Life’s circus evokes multiple personality that is considered either as a psychic disorder or as a human faculty inherent to every human being, allowing her/him to cope with situations encountered during life. The asexuality of the main character combined with female and male body parts evokes the question of transgenderism and the link between personality and sex. The tenderness and harmony emanating from this character does not describe a dramatic or depressive situation, but rather a festive and choreographic serenity of the recognized and accepted multiplicity. The drawing is entitled “circus of life” perhaps in an unconscious reference to Cirque of Georges Seurat which celebrates the popular circus festivity and its flamboyant side … but also mundane and superficial. One could imagine, in the background, two theater spotlights and rows of seats on which there are spectators. The dance pose of the characters also suggests the presence of a musical source that supports the choreography.

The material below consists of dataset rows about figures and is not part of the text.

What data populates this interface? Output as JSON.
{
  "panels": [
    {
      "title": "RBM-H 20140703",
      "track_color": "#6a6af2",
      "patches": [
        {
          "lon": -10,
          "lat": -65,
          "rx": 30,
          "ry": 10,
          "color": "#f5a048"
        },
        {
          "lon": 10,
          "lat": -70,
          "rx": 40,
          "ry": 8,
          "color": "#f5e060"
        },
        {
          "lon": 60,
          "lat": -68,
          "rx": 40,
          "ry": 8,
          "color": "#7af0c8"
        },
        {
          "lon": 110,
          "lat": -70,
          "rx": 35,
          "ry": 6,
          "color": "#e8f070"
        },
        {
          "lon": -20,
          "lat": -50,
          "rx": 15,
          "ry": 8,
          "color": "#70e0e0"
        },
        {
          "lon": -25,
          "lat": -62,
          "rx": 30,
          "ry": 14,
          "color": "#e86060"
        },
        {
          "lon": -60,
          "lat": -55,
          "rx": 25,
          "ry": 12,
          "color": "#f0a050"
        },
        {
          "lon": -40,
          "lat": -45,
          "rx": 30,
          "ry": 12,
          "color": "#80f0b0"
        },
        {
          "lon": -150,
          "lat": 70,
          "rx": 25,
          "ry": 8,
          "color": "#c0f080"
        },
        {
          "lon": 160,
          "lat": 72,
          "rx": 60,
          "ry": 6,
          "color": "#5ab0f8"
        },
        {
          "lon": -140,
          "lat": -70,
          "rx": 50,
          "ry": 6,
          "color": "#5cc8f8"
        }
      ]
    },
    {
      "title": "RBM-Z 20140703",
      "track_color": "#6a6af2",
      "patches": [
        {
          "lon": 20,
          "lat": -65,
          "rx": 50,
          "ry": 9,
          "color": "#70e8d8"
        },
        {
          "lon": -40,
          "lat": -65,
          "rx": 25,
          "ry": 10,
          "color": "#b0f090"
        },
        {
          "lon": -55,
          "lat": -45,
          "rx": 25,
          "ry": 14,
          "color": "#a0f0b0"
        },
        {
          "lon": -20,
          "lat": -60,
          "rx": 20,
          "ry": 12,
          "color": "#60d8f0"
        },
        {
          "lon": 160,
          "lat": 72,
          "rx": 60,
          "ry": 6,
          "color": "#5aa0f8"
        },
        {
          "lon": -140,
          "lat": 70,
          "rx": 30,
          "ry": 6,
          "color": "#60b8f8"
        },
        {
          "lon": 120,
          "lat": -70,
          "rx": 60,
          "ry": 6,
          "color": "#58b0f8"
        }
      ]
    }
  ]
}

But … the vanity and superficiality of the scene becomes more obvious (and cruel) if we reinterpret the background image as that of a skull, seen from inside, with empty eye orbits and double rows of teeth. In the same spirit as Gauguin in L’esprit des morts, we are in presence of the association of a living and young form with the constant and permanent threat of the finitude of life hidden in the shade. Finally, this drawing combines the intoxicating oceanic sensation of a dancer in union with the music and the multiplicity of emotions that it evokes, but also the ecstatic sensation of death with absolute control and abandonment. (Gordon Rosemary, « La pulsion de mort et ses rapports avec le soi », Cahiers jungiens de psychanalyse, 2003/2 (n° 107), p. 67-84.)

This work is representative of several drawings that deal with existential or spiritual themes, often related to the afterlife, or sacrifice. It also takes up the theme of the androgynous, sometimes represented as an angel, as an ambivalent person, both separated and union of multiples, some kind of universal human being.